Not really. Best way would be to see how well it does on the testing set.
i did train_test_split and thats what i got, is this what you mean? sorry
also i did cross validaiton and thats what i got too
Often "Test set" and "validation set" gets muddled together. In this case, test set is data that the model has never seen. So after you split, if you never used the test data set during your modeling, then yes.
oh okay thanks. Im still a beginner with NLP, and i noticed my model performs really well when i have 1200 features (where each features is an indidiual word)

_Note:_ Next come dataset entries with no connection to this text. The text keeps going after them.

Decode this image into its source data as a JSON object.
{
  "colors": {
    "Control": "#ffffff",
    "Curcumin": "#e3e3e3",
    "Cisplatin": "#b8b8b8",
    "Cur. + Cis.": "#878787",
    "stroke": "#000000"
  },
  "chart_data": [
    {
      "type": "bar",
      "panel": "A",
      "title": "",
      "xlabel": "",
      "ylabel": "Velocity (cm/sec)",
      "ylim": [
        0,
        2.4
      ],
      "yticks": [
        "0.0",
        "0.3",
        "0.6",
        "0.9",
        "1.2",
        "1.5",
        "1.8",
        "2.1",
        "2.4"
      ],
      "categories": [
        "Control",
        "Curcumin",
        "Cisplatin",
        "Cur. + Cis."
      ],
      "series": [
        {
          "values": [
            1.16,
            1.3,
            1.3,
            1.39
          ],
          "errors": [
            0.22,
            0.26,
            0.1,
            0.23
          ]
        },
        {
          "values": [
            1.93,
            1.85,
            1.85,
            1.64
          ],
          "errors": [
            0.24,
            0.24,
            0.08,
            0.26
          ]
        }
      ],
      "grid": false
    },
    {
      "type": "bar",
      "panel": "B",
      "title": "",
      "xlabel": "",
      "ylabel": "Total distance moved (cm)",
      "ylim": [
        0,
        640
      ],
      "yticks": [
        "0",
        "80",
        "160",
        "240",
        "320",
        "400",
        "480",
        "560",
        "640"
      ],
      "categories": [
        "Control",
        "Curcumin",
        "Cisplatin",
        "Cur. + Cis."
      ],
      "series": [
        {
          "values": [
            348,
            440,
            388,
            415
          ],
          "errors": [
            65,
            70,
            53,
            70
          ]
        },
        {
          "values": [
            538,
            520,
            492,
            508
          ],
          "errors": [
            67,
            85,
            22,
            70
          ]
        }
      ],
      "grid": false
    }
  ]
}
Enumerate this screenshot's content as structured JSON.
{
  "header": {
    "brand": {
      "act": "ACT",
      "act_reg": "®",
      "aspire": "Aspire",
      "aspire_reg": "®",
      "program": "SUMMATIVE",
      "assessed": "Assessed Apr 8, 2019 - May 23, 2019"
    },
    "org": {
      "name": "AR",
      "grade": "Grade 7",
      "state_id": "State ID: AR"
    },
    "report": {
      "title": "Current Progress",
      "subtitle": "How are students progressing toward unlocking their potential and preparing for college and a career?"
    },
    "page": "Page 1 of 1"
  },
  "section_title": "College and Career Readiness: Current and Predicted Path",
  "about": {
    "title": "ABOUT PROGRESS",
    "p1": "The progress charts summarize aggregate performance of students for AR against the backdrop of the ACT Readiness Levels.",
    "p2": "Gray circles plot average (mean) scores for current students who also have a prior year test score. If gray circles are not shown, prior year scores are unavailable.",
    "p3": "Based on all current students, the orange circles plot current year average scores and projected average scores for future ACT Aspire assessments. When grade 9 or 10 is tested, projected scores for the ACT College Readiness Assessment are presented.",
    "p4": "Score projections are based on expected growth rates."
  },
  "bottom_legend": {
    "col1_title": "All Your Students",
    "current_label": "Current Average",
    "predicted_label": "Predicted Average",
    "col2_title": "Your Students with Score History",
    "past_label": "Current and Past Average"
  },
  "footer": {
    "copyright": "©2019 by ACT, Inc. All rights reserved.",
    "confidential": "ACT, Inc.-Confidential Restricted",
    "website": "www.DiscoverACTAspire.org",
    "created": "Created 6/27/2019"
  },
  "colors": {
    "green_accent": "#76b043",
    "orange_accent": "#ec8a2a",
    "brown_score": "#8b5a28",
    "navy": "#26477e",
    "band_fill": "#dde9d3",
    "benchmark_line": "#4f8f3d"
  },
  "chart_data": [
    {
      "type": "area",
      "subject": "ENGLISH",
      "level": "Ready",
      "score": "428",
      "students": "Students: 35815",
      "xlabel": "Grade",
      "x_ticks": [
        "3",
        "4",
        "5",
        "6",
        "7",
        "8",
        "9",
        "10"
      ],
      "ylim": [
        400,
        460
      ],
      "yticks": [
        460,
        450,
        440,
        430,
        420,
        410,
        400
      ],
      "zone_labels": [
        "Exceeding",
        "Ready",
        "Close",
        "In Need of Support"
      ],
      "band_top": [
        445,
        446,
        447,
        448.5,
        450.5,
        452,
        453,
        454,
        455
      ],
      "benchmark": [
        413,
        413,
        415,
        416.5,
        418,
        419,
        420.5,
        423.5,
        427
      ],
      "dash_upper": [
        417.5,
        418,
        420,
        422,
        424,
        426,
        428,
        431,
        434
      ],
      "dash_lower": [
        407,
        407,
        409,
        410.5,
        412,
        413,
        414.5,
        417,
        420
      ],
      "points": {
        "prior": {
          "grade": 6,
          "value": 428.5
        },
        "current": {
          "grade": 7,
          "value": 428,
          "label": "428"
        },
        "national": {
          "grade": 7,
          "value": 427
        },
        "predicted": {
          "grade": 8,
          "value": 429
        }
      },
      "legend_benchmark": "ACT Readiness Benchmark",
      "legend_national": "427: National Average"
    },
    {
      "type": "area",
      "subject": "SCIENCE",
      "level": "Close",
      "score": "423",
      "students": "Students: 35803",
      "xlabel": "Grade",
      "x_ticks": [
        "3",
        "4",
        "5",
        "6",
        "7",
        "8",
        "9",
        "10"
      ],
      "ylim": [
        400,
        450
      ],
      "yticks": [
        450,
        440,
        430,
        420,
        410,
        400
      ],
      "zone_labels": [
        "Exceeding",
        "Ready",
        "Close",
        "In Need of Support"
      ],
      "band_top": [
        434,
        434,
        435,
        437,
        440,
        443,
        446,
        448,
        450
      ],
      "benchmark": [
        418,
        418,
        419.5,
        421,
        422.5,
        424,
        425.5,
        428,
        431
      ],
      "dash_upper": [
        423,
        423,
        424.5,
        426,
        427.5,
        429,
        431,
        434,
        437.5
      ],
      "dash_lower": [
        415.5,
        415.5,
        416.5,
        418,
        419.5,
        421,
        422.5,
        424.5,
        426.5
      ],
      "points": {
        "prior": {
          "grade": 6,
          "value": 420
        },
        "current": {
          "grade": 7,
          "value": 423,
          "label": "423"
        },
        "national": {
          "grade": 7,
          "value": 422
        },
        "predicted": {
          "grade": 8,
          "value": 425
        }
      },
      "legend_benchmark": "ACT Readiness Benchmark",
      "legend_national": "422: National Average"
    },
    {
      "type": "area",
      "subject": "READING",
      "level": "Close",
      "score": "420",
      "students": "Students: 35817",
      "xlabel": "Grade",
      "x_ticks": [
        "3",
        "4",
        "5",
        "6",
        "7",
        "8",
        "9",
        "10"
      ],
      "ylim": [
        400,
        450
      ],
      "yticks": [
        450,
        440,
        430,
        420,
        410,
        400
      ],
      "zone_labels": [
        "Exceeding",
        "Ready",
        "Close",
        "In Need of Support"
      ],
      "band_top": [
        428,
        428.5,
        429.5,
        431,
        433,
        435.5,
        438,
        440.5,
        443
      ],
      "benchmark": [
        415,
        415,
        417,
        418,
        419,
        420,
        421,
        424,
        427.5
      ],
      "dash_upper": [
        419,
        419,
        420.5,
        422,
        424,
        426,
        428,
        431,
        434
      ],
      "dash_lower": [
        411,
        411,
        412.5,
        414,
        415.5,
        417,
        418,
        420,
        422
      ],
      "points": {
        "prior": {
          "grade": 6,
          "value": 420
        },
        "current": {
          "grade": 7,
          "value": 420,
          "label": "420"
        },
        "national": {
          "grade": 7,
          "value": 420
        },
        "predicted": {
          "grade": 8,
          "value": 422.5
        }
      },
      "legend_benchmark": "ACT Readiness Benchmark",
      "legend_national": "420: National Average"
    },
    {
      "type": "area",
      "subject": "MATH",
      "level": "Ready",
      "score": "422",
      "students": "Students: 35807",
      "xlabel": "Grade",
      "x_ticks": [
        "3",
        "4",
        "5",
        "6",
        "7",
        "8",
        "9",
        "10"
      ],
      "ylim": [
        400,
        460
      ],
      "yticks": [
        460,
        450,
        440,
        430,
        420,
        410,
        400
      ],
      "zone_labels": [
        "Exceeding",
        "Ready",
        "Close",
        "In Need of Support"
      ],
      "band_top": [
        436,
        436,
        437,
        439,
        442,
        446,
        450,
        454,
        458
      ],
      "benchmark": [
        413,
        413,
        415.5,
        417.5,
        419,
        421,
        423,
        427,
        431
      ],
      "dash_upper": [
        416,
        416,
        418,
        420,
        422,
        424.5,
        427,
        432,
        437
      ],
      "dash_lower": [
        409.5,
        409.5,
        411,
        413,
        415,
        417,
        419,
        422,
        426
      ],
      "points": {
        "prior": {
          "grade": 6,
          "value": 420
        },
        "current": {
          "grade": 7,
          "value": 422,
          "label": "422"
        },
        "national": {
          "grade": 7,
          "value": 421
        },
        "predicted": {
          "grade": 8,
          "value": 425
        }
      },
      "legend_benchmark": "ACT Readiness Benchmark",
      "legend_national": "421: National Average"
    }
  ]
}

is this okay? Someone told me as long as the features make sense and im not overfitting
Here's a better explanation. https://stats.stackexchange.com/questions/19048/what-is-the-difference-between-test-set-and-validation-set
The reason I bring up the test set, is because the validation accuracy only gets you so far. The real test (pun not intended) is when you use the model for what it was originally designed for.
I haven't really worked on NLP models in depth so I can't give you an accurate answer on that.
oh okay thanks. Im aware of more features mean less accuracy, and i tried PCA but PCA doesnt improve the accuracy of my model. The only thing i plan now is to do feature selection and remove features that are not meaningful and see the accuracy again
I dont have any more data, i would have to webscrap - is this consider validation set or just use real world inputs?
Yea, that falls into bias-variance trade-off.
If your original data set came from scraping, than additional scrapes would be considered as real world data.
I'm trying to parse through data collected from an OCR using pytesseract. The data is pretty simple and comes out quite clean. It is tabular data, and I need an easy and reliable way of classifying the data back into rows and columns. So far I have been taking the x_pos and y_pos for each word, but there is variability in that so I find myself trying to manage that with if statements and what not. I was thinking, is it feasible to use nearest-neighbor to classify the data into rows and then columns?
Anyone have incorporated Ai with hacking?